Les gus terminent même leur effort par quelques dissonances striées de samples en arrière-plan, histoire de s’assurer que nos oreilles sont bel et bien bousillées.

C’est méchamment efficace çà défaut d’être original, et ça prouve que désormais, les italiens sont à l’aise dans tous les domaines, un peu comme leurs cousins suédois. On retrouve les sensations ressenties lors des sorties de premiers 7’’ de Grind, et cet affolement délicieux nous débarrassant de nos pellicules dans un joli mouvement de cheveux. La production permet de saisir toutes les nuances, même les plus graves, et la complémentarité des voix est vraiment efficace, dans une longue tradition Barney/Mitch qui s’échangent depuis vingt ans les accès de démence. Pas plus d’une minute et quelques par titres, mais c’est largement suffisant, d’autant plus que les musiciens concentrent leurs idées, et peuvent compter sur une précision diabolique pour les exécuter. Bons musiciens, qui font du bruit parce qu’ils aiment bien, mais qui savent aussi se montrer catchy lorsque la batterie se fixe sur un mid (« Drops Of Lexotan »). C’est parfois même salement crade et dissonant (« First Choice Meat »), et ça prend même son temps pour faire remonter à la surface le temps béni des maxis de NAPALM avec Lee (« The Lady In Yellow », qu’on croirait exhumé de séances issues de Mentally Murdered, avec cette touche Death glauque en bonus).

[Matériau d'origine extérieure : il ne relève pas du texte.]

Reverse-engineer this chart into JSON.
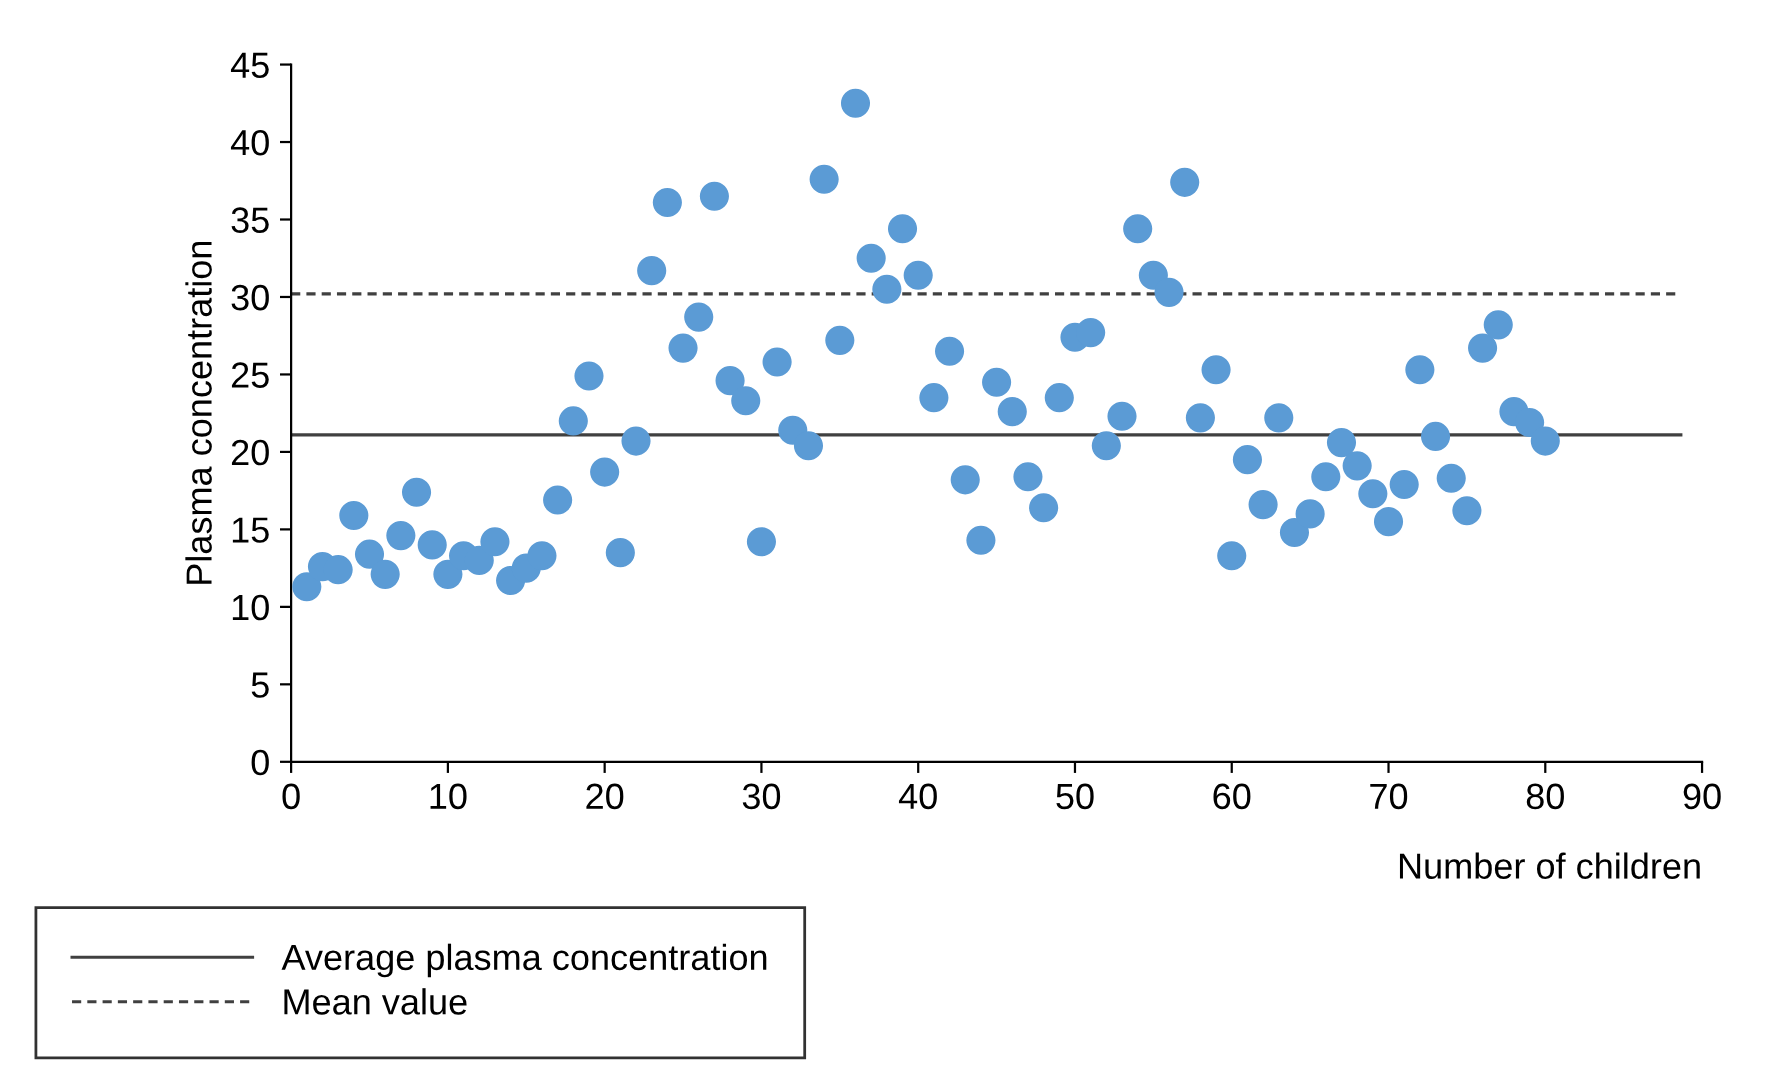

Intense, fou, ce premier LP/EP ne se lasse pas de nous bousculer, et présente un groupe sûr de son fait, qui fera sans doute bientôt partie des grands. Mais en substance, et au vu de la densité de la production, Man's Place in Nature se révèle un excellent jet Grind/Power, qui finalement, donne raison à ma maman. Devrais-je regretter un jour d’avoir posé mes oreilles sur des vinyles à la vitesse exagérée ?

Non.

Désolé maman, mais le Grind, c’est trop bon. Surtout lorsqu’il est bien joué, et à fond.